Le 24 novembre 2010, Margarita Martínez Martínez s’est rendue dans un café du centre ville de San Cristóbal de Las Casas, après une réunion avec un représentant du Cabinet de la Haute Commissaire aux Droits Humains. En quittant le café, elle a remarqué que le garde chargé de sa protection, un policier assigné pour sa sécurité dans le cadre des mesures de protection recommandées par la Commission Interaméricaine des Droits Humains, ne l’attendait pas devant le café.

Elle a quand même quitté le café et a marché un pâté de maison lorsqu’elle a été interceptée par des inconnus. L’un d’eux était dans un van Ranger et l’autre, qui était à pied, lui a dit de se rendre à deux pâtés de maisons plus loin, où une autre personne lui donnerait plus d’instructions. Ils ont menacé de la tuer si elle ne faisait pas ce qu’ils lui demandaient.

Lorsqu’elle a vu le troisième individu, ce dernier lui a remit un bout de papier sur lequel été écrit un message composé de lettres découpées dans des journaux.

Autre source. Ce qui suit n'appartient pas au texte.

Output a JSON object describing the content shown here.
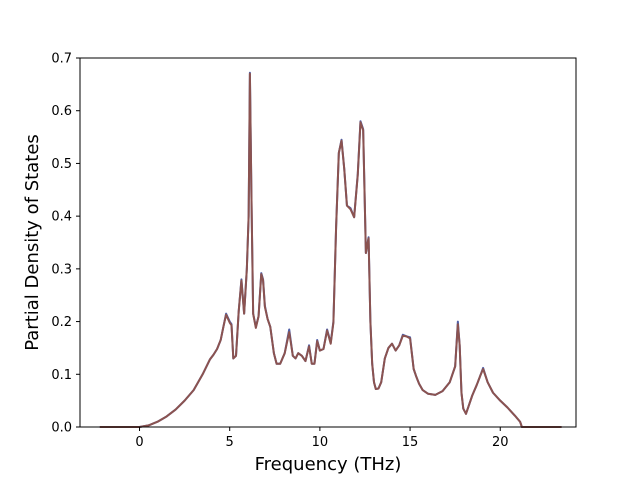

Le papier disait « Diego en tus manos esta la vida de este familia, enfrentarás cargos, Defensores la verga » (Diego, la vie de cette famille est entre tes mains, tu feras face aux charges, connerie de défenseur).

L’individu lui a ordonné d’apporter cette note aux bureaux de Frayba, dont le Directeur est Diego Cadenas Gordillo, car « son unos pinches culeros de mierda, solo andan desestabilizando al Estado, justifican sus gastos según a favor de los más necesitados a favor de la justicia, que justicia ni que la madre justicia, mi verga» (se sont des bandits de merde, ils veulent juste déstabiliser l’Etat, ils justifient leurs dépenses en disant qu’ils veulent aider les plus pauvres pour que justice soit rendue, quelle justice, même pas la mère justice, connerie).

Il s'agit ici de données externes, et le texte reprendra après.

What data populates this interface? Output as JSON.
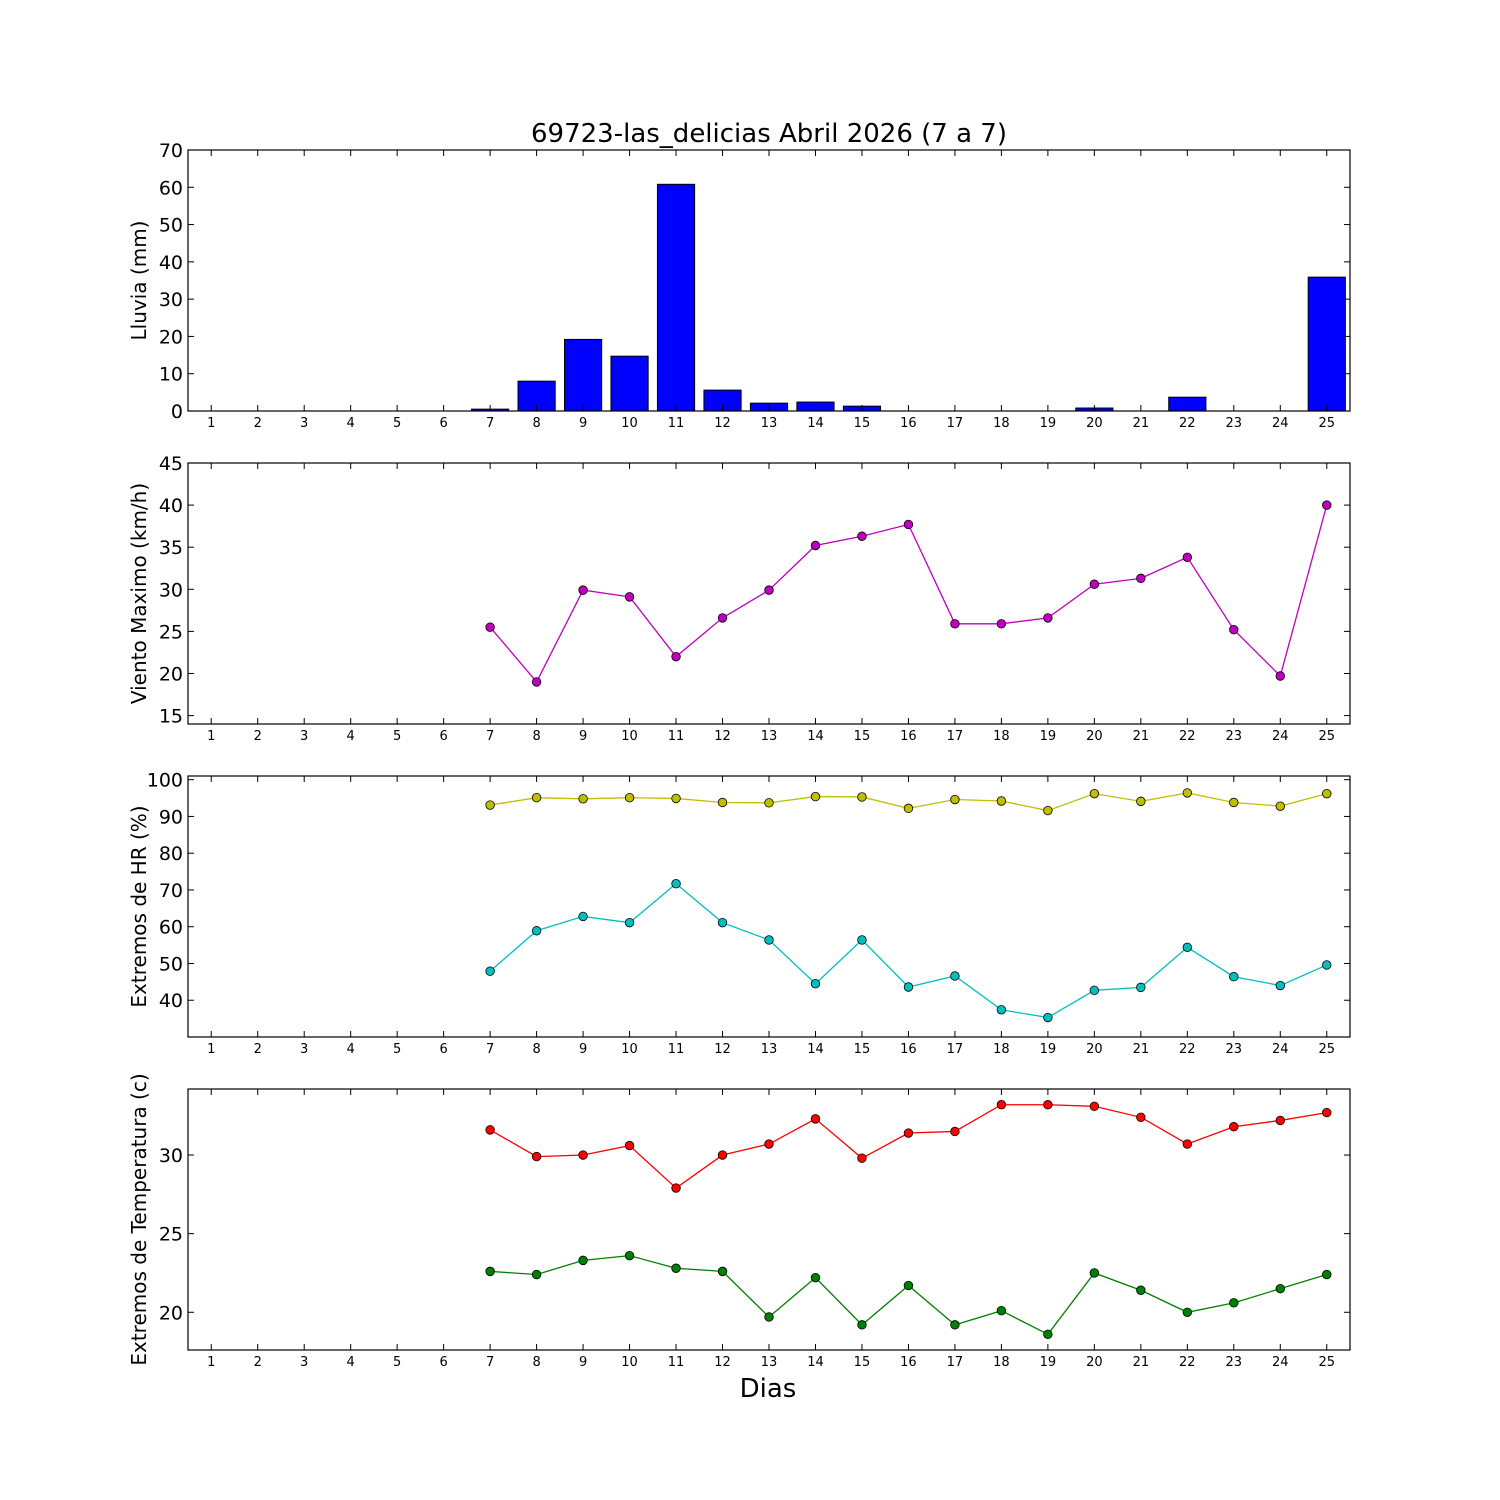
{
  "figure": {
    "title": "69723-las_delicias Abril 2026  (7 a 7)",
    "xlabel": "Dias"
  },
  "chart_data": [
    {
      "type": "bar",
      "ylabel": "Lluvia (mm)",
      "ylim": [
        0,
        70
      ],
      "yticks": [
        0,
        10,
        20,
        30,
        40,
        50,
        60,
        70
      ],
      "categories": [
        1,
        2,
        3,
        4,
        5,
        6,
        7,
        8,
        9,
        10,
        11,
        12,
        13,
        14,
        15,
        16,
        17,
        18,
        19,
        20,
        21,
        22,
        23,
        24,
        25
      ],
      "x": [
        7,
        8,
        9,
        10,
        11,
        12,
        13,
        14,
        15,
        16,
        17,
        18,
        19,
        20,
        21,
        22,
        23,
        24,
        25
      ],
      "series": [
        {
          "color": "#0000ff",
          "values": [
            0.5,
            8.0,
            19.2,
            14.7,
            60.8,
            5.6,
            2.1,
            2.4,
            1.3,
            0,
            0,
            0,
            0,
            0.8,
            0,
            3.7,
            0,
            0,
            35.9
          ]
        }
      ]
    },
    {
      "type": "line",
      "ylabel": "Viento Maximo (km/h)",
      "ylim": [
        14,
        45
      ],
      "yticks": [
        15,
        20,
        25,
        30,
        35,
        40,
        45
      ],
      "categories": [
        1,
        2,
        3,
        4,
        5,
        6,
        7,
        8,
        9,
        10,
        11,
        12,
        13,
        14,
        15,
        16,
        17,
        18,
        19,
        20,
        21,
        22,
        23,
        24,
        25
      ],
      "x": [
        7,
        8,
        9,
        10,
        11,
        12,
        13,
        14,
        15,
        16,
        17,
        18,
        19,
        20,
        21,
        22,
        23,
        24,
        25
      ],
      "series": [
        {
          "color": "#bf00bf",
          "values": [
            25.5,
            19.0,
            29.9,
            29.1,
            22.0,
            26.6,
            29.9,
            35.2,
            36.3,
            37.7,
            25.9,
            25.9,
            26.6,
            30.6,
            31.3,
            33.8,
            25.2,
            19.7,
            40.0
          ]
        }
      ]
    },
    {
      "type": "line",
      "ylabel": "Extremos de HR (%)",
      "ylim": [
        30,
        101
      ],
      "yticks": [
        40,
        50,
        60,
        70,
        80,
        90,
        100
      ],
      "categories": [
        1,
        2,
        3,
        4,
        5,
        6,
        7,
        8,
        9,
        10,
        11,
        12,
        13,
        14,
        15,
        16,
        17,
        18,
        19,
        20,
        21,
        22,
        23,
        24,
        25
      ],
      "x": [
        7,
        8,
        9,
        10,
        11,
        12,
        13,
        14,
        15,
        16,
        17,
        18,
        19,
        20,
        21,
        22,
        23,
        24,
        25
      ],
      "series": [
        {
          "color": "#bfbf00",
          "values": [
            93.1,
            95.1,
            94.8,
            95.1,
            94.9,
            93.8,
            93.7,
            95.4,
            95.3,
            92.2,
            94.6,
            94.2,
            91.6,
            96.2,
            94.1,
            96.4,
            93.8,
            92.8,
            96.2
          ]
        },
        {
          "color": "#00bfbf",
          "values": [
            47.9,
            58.9,
            62.8,
            61.1,
            71.7,
            61.1,
            56.4,
            44.5,
            56.4,
            43.6,
            46.6,
            37.4,
            35.3,
            42.7,
            43.5,
            54.4,
            46.4,
            44.0,
            49.6
          ]
        }
      ]
    },
    {
      "type": "line",
      "ylabel": "Extremos de Temperatura (c)",
      "ylim": [
        17.6,
        34.2
      ],
      "yticks": [
        20,
        25,
        30
      ],
      "categories": [
        1,
        2,
        3,
        4,
        5,
        6,
        7,
        8,
        9,
        10,
        11,
        12,
        13,
        14,
        15,
        16,
        17,
        18,
        19,
        20,
        21,
        22,
        23,
        24,
        25
      ],
      "x": [
        7,
        8,
        9,
        10,
        11,
        12,
        13,
        14,
        15,
        16,
        17,
        18,
        19,
        20,
        21,
        22,
        23,
        24,
        25
      ],
      "series": [
        {
          "color": "#ff0000",
          "values": [
            31.6,
            29.9,
            30.0,
            30.6,
            27.9,
            30.0,
            30.7,
            32.3,
            29.8,
            31.4,
            31.5,
            33.2,
            33.2,
            33.1,
            32.4,
            30.7,
            31.8,
            32.2,
            32.7
          ]
        },
        {
          "color": "#008000",
          "values": [
            22.6,
            22.4,
            23.3,
            23.6,
            22.8,
            22.6,
            19.7,
            22.2,
            19.2,
            21.7,
            19.2,
            20.1,
            18.6,
            22.5,
            21.4,
            20.0,
            20.6,
            21.5,
            22.4
          ]
        }
      ]
    }
  ]
}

Après lui avoir demandé de remettre ce mot et les autres menaces au personnel de Frayba, l’inconnu lui a demandé de marcher quelques pâtés de maison et de prendre un taxi jusqu’au cimetière municipal « para platicar con tus muertitos porque ya pronto te vas a encontrar con ellos» (pour bavarder avec tes petits morts, parce que bientôt tu te retrouveras avec eux), et de prendre ensuite un taxi jusqu’au marché « sin hacer pendejadas porque eres persona muerta» (sans rien faire de stupide parce que tu es déjà morte).

Les deux hommes ont suivi Margarita Martínez Martínez dans un van blanc, afin de s’assurer qu’elle respectait les instructions, mais une fois dans le centre ville elle a réussi à semer le véhicule dans la circulation. Elle s’est immédiatement rendue aux bureaux de Frayba.

L’officier de police en charge de sa sécurité a déclaré qu’il n’a jamais quitté le café où Margarita Martínez Martínez se trouvait et qu’il ne l’a pas vue sortir.

Le 23 novembre 2010, il y a eu une coupure d’électricité au domicile de Margarita Martínez Martínez, ce qui a empêché les caméras de surveillance de fonctionner.

Front Line pense que Margarita Martínez Martínez, sa famille et Frayba sont pris pour cibles à cause de leurs activités en faveur des droits humains, notamment les droits des populations indigènes au Mexique. Front Line est extrêmement préoccupée pour l’intégrité physique et psychologique de Margarita Martínez Martínez et de sa famille, ainsi que pour tous ceux qui travaillent pour Frayba. Front Line considère que ces incidents font partie d’une campagne de harcèlement, d’intimidation, de stigmatisation et de menaces, dans un environnement hostile et dangereux pour les défenseur-ses des droits humains au Mexique et particulièrement dans l’état du Chiapas.